Excerpt from the artist’s note:

“Dear L, 

This week’s prompt was very humbling. We speak of being more than just labels or assumptions but to a bigger system, our identity will always be withheld down to numbers – bits and bytes, if you will.

My idea for this artistic response stems from how i felt as i lay down with all my identification papers pasted on me. It felt like a journey to travel from the I to the i. 

I hope to capture how irrelevant we are in the bigger scope of things, the colours we carry, in the end, are still just data waiting to be purged from memory – from life – a little depressing, I know. But I think it also stands as a testament to how much more we can be. Our problems are miniscule compared to this scale of deep time.”




                                                                                                        Love,
                                                                                                        Misfit Medusa”

 

LISTEN TO THIS LETTER

00:00 / 00:58

SEE-SAW REFLECTIONS

Biometrics, statistics and their discontents would like us to believe that our differences are all diluted in an ocean of lines and dots, that our identities are defleshed, dehistoricized. But each line of each graph is written in our own blood, our own story of where we have been and are placed now. 

 

WEEK 10             

JEALOUS GAZE

ARTIST LAVENDAR HIPPO

ARTISTIC RESPONSE 

 

DESCRIPTION: The image comprises a hand drawn picture of two eyes with blue pupils. Underneath is the beginning of a nose that is cut off by a paper with typed font stuck on top of it. Below the paper is a fire. The write up on the paper is accessible in the transcript dropdown below.

Excerpt from the artist’s note:

“Dear Morty Smith

 

I finally decided that I will go to an art exhibition happening close to my house.
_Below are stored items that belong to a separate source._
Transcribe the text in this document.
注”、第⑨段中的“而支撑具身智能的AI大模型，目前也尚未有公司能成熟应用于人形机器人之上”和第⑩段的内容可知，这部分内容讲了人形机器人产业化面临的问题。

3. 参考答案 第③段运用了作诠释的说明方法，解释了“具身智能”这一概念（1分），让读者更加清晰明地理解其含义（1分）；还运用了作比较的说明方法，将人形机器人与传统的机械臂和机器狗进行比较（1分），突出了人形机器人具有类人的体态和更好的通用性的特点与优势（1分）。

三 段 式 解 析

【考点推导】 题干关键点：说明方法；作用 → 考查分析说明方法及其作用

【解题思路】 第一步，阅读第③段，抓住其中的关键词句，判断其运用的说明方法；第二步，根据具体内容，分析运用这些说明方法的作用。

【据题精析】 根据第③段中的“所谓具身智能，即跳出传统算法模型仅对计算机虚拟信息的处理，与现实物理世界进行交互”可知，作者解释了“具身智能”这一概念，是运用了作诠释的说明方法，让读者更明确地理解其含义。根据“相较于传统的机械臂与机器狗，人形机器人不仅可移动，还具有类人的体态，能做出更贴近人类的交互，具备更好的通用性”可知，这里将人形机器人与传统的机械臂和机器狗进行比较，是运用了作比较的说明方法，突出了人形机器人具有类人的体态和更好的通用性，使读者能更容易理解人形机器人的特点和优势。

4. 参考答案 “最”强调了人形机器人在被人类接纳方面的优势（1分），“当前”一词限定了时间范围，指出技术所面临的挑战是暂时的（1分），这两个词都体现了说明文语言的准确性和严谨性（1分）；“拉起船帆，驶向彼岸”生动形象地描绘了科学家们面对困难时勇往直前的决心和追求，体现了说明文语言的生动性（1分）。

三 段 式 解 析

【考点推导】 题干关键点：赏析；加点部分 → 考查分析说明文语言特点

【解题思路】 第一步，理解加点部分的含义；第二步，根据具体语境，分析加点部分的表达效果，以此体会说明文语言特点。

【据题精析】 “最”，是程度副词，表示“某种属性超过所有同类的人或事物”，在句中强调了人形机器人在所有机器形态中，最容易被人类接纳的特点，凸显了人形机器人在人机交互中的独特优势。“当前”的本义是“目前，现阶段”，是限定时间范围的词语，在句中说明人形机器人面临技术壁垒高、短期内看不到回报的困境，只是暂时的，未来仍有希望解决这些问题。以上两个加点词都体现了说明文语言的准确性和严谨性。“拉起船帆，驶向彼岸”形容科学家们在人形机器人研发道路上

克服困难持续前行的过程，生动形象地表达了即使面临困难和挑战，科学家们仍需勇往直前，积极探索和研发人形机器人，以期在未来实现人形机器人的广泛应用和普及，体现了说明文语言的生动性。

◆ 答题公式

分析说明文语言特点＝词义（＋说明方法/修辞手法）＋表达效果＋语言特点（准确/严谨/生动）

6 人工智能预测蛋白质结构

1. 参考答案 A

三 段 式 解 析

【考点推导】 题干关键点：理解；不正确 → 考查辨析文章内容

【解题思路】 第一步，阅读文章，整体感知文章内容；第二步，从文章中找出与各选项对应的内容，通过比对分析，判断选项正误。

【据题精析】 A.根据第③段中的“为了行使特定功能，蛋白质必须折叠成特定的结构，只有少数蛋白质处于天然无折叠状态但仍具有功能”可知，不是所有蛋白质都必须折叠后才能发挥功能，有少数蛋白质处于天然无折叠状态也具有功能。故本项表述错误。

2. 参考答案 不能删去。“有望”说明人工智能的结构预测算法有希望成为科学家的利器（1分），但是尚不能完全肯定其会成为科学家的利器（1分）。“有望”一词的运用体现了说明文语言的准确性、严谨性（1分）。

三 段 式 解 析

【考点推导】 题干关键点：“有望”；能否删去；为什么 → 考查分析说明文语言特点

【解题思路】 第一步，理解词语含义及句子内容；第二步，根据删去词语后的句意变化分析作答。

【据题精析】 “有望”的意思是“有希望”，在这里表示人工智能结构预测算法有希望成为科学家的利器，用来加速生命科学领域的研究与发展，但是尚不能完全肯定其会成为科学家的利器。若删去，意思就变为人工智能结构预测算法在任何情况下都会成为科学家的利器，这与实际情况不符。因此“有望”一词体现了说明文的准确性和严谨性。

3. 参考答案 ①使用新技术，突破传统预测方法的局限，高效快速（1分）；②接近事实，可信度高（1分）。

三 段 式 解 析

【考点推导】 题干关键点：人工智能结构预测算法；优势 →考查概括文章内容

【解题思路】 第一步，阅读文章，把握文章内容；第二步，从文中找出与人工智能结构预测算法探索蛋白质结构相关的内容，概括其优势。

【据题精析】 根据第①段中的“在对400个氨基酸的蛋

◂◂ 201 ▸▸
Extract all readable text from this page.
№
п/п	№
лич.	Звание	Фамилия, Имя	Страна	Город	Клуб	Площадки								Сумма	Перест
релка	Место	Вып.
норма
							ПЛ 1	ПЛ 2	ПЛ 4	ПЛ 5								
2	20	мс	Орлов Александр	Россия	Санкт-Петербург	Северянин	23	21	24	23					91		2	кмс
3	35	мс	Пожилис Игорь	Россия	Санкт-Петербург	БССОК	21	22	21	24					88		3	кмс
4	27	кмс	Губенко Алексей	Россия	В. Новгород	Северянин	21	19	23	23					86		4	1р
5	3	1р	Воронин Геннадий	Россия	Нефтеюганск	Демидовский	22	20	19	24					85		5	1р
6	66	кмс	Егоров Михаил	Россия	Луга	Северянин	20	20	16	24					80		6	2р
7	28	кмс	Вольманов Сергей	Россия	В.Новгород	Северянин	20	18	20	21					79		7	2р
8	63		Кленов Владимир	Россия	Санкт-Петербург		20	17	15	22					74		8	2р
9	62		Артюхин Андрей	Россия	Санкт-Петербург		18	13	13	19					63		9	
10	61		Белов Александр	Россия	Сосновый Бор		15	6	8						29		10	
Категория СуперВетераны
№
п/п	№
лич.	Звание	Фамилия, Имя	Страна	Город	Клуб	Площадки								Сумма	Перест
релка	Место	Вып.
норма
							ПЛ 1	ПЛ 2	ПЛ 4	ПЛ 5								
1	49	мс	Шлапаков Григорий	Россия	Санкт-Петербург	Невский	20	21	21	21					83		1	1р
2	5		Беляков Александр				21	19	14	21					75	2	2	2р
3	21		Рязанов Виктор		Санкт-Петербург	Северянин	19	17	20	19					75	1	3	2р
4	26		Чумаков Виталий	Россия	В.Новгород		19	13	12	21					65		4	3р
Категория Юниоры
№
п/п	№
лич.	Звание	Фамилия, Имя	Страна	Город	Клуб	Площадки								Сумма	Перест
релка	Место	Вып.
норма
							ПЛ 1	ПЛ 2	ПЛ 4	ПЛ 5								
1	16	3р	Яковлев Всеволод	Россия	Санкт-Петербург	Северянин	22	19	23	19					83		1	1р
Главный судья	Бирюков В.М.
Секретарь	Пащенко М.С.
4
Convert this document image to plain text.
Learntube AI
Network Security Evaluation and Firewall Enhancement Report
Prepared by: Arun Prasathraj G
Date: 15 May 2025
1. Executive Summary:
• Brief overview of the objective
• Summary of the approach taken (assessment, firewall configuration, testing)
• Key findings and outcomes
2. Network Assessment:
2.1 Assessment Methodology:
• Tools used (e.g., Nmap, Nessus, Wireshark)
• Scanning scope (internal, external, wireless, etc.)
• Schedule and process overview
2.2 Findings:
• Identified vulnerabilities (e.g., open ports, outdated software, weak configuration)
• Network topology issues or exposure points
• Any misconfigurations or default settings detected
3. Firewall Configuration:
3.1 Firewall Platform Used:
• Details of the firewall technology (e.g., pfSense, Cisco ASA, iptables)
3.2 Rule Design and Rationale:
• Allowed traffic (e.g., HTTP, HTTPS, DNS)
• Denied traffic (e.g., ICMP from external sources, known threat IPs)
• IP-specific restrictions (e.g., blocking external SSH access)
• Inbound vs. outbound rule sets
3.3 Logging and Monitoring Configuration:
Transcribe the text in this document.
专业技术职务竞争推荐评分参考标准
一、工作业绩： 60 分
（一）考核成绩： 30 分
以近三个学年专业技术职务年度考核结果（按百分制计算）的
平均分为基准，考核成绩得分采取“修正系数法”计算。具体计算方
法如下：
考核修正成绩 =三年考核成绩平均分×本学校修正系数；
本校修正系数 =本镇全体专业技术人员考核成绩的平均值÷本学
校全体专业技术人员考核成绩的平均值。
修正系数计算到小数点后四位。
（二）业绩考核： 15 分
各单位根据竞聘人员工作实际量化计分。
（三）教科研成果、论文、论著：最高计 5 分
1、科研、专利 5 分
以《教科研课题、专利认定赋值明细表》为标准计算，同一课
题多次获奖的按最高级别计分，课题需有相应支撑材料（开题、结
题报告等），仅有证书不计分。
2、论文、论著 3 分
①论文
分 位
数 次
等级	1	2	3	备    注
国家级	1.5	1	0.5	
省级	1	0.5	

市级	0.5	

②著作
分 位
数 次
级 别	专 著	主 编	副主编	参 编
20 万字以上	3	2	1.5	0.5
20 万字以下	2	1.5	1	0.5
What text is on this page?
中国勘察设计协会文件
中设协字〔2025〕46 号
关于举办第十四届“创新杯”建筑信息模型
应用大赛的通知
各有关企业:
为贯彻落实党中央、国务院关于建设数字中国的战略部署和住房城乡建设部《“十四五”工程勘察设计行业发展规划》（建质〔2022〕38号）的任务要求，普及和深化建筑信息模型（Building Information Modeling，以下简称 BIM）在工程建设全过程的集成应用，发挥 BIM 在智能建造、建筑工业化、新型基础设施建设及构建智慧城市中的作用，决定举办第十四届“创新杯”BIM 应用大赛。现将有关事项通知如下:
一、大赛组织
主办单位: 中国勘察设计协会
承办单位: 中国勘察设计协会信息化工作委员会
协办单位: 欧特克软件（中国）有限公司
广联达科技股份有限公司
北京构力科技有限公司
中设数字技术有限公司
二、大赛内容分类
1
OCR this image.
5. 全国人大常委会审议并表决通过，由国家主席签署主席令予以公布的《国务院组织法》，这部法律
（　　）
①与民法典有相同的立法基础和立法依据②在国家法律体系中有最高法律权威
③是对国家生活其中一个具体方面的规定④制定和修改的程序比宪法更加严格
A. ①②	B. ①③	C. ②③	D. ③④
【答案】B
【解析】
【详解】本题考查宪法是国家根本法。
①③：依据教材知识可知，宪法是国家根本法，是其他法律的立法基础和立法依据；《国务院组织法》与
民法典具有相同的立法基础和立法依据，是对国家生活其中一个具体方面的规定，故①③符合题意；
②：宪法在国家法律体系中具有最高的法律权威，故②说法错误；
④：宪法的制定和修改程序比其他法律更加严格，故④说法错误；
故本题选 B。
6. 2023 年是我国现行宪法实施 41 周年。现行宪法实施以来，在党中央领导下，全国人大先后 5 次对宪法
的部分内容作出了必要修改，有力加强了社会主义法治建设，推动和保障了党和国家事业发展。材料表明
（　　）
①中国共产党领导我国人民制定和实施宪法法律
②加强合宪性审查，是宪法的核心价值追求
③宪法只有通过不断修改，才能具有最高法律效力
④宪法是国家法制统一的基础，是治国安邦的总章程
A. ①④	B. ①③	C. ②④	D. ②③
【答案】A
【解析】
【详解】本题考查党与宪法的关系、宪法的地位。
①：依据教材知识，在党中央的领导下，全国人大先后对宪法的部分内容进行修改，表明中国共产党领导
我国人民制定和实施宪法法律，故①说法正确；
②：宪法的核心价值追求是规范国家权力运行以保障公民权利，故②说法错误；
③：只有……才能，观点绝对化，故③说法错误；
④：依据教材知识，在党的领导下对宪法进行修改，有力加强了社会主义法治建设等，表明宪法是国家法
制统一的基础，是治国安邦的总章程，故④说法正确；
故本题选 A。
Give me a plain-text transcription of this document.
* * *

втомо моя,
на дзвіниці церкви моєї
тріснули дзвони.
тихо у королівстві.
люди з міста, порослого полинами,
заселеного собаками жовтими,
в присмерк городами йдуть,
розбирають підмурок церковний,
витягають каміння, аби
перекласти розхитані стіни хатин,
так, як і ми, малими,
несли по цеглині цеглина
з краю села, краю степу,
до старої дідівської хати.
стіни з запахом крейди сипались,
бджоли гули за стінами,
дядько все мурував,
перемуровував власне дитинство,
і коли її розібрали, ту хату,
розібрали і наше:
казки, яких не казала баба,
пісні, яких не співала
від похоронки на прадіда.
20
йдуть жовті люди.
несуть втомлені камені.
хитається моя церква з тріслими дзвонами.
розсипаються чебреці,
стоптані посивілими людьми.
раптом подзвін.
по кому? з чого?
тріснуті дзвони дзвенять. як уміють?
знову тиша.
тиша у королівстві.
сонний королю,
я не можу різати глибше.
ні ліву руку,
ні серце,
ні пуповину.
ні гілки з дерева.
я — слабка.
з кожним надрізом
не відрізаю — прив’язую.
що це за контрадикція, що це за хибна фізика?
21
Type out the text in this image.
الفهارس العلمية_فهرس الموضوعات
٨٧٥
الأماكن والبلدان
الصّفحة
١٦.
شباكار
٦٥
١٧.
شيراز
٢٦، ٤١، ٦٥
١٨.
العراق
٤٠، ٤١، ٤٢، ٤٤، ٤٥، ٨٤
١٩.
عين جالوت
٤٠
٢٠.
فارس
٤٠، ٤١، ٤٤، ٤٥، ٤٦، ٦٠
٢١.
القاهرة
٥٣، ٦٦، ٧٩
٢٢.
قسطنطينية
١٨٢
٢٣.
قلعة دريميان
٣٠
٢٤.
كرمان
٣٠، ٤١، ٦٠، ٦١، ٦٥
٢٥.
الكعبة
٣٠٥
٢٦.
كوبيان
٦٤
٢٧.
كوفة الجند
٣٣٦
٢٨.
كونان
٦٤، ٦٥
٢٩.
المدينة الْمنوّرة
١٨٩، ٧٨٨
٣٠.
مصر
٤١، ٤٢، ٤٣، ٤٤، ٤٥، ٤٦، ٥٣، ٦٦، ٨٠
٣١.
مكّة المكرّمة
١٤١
I did not know what the exhibition was on. When I went there I realised that the exhibition was on Indian pride. The entire exhibition was Savarnas on full display. I did not see anything or any art representation from anyone who weren’t hindu. Needless to say this angered me and my artistic response could not have been about the art itself. Thankfully I went with a friend...I was very happy to have been with her in an art space again because we occupied them very differently

…”

SEE-SAW REFLECTIONS

If tradition could empathise with the present, would that necessitate its own annihilation?